Zeke had been at the Agency so long that his personal file, all thirty-two separate volumes of it, was wheeled in on a trolley. The three-strong committee called together to adjudicate on his fate were grim-faced. But it took quite a while for the files to be offloaded from the trolley onto the desk in front of them, testimony in paper and ink to Zeke’s service to the organisation.
Paperwork duly in place, the assault began. Phil Lansing, the Agency’s Inspector General, began to cite paragraph 12, subsection C, reminding intelligence officers of the necessity to be mindful of the Agency’s broad goals and not just to be concerned ‘with the narrow confine—’
‘. . . of the specific operation in hand.’
Zeke completed the subsection for him from memory. The two other executives, sitting either side of Lansing, registered surprise. Zeke smiled his idiot smile and explained: ‘If you’re going to throw the book at me, be it noted that I wrote the aforesaid. Or at least updated it, some seventeen years ago. If you’d all care to check page three of the hard copy of the Guidance for Intelligence Officers manual, you’ll see the evidence for my assertion. No pressure, gentlemen.’
‘Mr Chandl—’
‘Call me Zeke, Phil.’
‘The protocol of this personnel inquiry into your actions and inactions vis-à-vis the integrity of this Agency requires that I use your surname, Mr Chandler.’

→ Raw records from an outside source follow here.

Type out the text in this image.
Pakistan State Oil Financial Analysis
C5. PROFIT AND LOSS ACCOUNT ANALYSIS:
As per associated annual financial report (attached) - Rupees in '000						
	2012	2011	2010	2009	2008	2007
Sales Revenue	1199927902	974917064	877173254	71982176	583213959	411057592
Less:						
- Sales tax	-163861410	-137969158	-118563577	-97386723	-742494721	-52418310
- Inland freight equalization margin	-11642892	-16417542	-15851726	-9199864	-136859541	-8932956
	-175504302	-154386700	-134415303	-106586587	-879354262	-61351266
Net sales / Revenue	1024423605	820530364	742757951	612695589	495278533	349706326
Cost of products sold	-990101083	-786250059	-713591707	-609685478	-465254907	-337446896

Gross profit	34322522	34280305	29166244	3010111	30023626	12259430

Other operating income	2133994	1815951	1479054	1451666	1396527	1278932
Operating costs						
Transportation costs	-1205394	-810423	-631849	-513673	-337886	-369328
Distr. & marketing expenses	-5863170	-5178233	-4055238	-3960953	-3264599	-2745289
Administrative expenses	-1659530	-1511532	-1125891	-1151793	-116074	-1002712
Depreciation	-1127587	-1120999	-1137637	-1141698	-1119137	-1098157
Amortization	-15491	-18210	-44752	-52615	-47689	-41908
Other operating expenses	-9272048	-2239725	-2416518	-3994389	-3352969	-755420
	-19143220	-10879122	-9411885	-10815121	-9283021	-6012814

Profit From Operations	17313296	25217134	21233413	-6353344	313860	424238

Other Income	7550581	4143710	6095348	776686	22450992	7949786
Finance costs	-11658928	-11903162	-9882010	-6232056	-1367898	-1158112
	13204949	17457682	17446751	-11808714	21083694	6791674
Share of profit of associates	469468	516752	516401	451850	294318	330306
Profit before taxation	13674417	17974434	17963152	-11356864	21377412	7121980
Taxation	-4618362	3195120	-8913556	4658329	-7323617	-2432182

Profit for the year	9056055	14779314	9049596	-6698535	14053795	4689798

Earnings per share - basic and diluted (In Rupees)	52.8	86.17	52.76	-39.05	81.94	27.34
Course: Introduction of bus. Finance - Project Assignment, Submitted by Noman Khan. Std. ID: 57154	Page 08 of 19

‘I didn’t write that rule,’ said Zeke, mildly affronted.
‘No, you did not.’
The case against him proc
eeded. Sure, he’d taken a risk leaving his security detail in Tirana, but he had begun to suspect that they were there to stop him from investigating the possibility of a CIA black ops facility in northern Albania. Him being an intelligence officer and all, it had seemed the right thing to do at the time.
‘This foolish adventure’ was how Lansing termed it.
‘We must agree to disagree—’ chipped in Zeke.
‘This caused a great deal of anxiety to your colleagues. You were seriously injured and it was only the prompt medevac by Agency personnel that—’
‘Yadda yadda . . .’
‘Excuse m—’
‘Some shrapnel pierced my lung. A shepherd fixed me up. I was right as rain by the time you folks wandered b—’
‘The second error is of a far graver magnitude to the Agency. You traded satellite images with the Zarif regime for a non-American subject.’
‘A man called Joe Tiplady,’ replied Zeke. ‘It was not just morally the right thing to do, it may yet deliver significant HUMINT on Syria at a time when the Agency’s technology-driven obsession with SIGINT is delivering precious little product. The catch from the Agency’s HUMINT trawl against ISIS is pitiful. ISIS, leastways some of the people in ISIS, are smart. Sure, German intelligence has done well by picking up a flash drive containing the résumés of thousands of recruits, but they’re low-level grunts. The Agency’s SIGINT penetration of ISIS’s high-level command – for example, anyone who has physical proximity to the Caliph – is negligible, de nada. So a HUMINT operation which might yet bear fruit is worth a few snaps from space. Or maybe I’m wrong about that. Got any others?’